Quotes for old or new journalists

A few back-to-school words from the late Joseph Pulitzer:

"Every issue of the paper presents an opportunity and a duty to say something courageous and true; to rise above the mediocre and conventional; to say something that will command the respect of the intelligent, the educated, the independent part of the community; to rise above fear of partisanship and fear of popular prejudice.
"I would rather have one article a day of this sort; and these ten or twenty lines might readily represent a whole day's hard work in the way of concentrated, intense thinking and revision, polish of style, weighing of words."

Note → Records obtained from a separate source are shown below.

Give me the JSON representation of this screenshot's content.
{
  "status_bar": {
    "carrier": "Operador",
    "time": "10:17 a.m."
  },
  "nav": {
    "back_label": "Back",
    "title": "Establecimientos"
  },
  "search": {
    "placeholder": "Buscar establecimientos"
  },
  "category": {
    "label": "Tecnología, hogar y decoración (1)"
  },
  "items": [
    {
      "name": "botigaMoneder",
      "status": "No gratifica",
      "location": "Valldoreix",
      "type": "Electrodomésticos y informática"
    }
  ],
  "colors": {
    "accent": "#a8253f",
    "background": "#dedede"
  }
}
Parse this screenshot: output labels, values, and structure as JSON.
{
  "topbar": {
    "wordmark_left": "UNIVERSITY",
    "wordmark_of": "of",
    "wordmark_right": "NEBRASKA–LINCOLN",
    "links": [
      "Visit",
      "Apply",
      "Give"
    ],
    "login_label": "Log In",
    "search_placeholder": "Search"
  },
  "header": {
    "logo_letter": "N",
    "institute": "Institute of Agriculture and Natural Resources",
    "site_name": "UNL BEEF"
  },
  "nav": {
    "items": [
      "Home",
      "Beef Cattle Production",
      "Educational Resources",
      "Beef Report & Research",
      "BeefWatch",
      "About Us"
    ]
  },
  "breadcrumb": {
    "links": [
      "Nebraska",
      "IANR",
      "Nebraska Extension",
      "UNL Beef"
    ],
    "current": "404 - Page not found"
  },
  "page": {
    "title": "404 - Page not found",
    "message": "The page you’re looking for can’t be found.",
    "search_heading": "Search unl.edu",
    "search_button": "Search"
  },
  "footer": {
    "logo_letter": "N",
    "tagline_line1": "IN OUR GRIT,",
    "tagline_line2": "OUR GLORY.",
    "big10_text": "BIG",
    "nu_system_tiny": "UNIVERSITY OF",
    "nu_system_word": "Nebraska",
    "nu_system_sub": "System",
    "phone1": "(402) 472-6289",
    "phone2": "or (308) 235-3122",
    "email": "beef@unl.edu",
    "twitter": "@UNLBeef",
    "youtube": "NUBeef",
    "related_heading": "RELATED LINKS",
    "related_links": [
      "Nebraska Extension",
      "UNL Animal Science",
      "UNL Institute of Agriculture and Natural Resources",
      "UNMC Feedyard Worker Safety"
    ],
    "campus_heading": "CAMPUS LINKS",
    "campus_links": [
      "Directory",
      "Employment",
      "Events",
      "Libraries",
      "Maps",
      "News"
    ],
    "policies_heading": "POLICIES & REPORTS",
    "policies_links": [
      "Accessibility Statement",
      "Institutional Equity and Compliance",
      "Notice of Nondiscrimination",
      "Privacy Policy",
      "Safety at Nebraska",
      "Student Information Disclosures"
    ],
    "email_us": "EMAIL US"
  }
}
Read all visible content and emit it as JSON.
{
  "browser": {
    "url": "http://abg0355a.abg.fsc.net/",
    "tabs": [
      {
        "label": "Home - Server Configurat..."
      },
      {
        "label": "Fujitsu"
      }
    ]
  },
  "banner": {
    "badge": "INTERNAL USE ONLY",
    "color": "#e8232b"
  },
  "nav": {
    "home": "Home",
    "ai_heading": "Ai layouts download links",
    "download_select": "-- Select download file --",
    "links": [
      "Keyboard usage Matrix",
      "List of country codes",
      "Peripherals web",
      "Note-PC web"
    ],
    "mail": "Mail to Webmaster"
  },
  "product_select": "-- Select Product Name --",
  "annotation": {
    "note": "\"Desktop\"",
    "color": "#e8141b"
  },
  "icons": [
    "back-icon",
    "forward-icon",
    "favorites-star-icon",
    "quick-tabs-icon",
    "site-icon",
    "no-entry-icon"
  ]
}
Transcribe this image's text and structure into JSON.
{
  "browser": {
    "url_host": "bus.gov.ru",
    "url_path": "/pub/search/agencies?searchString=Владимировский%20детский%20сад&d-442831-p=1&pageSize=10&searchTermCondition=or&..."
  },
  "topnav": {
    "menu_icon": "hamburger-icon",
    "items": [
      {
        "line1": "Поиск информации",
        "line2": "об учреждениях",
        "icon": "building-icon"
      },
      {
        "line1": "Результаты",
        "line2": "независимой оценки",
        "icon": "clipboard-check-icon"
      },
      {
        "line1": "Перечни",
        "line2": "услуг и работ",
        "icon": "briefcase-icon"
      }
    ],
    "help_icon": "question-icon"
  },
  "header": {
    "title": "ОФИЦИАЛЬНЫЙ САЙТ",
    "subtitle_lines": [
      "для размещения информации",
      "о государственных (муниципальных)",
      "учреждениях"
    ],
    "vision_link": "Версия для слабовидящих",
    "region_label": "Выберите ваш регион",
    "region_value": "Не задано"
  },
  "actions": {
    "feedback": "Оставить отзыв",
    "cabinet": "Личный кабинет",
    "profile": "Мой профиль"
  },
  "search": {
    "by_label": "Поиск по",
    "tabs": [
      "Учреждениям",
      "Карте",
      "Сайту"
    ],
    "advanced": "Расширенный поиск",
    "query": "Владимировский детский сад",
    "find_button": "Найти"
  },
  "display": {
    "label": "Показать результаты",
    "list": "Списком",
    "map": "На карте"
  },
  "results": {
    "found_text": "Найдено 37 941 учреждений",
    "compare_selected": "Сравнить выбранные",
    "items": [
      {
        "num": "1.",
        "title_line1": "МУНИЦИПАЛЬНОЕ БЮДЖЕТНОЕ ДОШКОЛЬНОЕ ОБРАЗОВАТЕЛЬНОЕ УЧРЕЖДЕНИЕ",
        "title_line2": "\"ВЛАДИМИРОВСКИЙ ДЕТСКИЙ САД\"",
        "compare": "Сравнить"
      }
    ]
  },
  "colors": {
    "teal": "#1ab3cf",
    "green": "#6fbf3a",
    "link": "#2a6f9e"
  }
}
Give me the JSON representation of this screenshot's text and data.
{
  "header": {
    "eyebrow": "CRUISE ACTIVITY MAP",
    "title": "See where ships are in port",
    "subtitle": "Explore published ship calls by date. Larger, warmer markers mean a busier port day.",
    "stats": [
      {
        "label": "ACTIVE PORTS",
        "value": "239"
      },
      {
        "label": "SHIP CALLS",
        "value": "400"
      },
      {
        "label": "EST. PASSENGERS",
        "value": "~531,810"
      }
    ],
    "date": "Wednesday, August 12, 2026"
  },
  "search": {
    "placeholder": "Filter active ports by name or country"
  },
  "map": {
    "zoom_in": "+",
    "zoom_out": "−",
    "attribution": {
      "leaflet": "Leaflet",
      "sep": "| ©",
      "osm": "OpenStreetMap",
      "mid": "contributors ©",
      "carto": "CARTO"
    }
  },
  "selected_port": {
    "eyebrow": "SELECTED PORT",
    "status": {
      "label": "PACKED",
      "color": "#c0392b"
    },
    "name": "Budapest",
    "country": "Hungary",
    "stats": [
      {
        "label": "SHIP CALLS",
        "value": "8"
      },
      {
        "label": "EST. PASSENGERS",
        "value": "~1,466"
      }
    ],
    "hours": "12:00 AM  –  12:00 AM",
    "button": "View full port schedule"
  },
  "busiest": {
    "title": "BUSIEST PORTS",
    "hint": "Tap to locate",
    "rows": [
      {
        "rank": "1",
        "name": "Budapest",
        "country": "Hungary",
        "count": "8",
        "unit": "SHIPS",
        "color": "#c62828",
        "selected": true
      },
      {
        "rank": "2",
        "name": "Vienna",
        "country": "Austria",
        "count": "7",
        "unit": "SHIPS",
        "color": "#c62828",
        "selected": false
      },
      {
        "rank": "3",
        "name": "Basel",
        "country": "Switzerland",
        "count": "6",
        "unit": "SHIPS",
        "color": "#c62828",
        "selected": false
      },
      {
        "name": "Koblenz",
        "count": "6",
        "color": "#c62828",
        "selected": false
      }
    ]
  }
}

... and the late Finley Peter Dunne's "Mr. Dooley":

"Th' newspaper does ivrything for us.
It runs th' polis foorce an' th' banks,
commands th' milishy,
controls th' legislachure,
baptizes th' young,
marries th' foolish,
comforts th' afflicted,
afflicts th' comfortable,
buries th' dead,
an' roasts thim afterward."

... and the fictional editor Perry White (in "Superman, the Movie"):

"Lois, Clark Kent may seem like just a mild-mannered reporter, but listen -- not only does he know how to treat his editor-in-chief with the proper respect, not only does he have a snappy, punchy prose style, but he is in my 40 years in this business the fastest typist I've ever seen."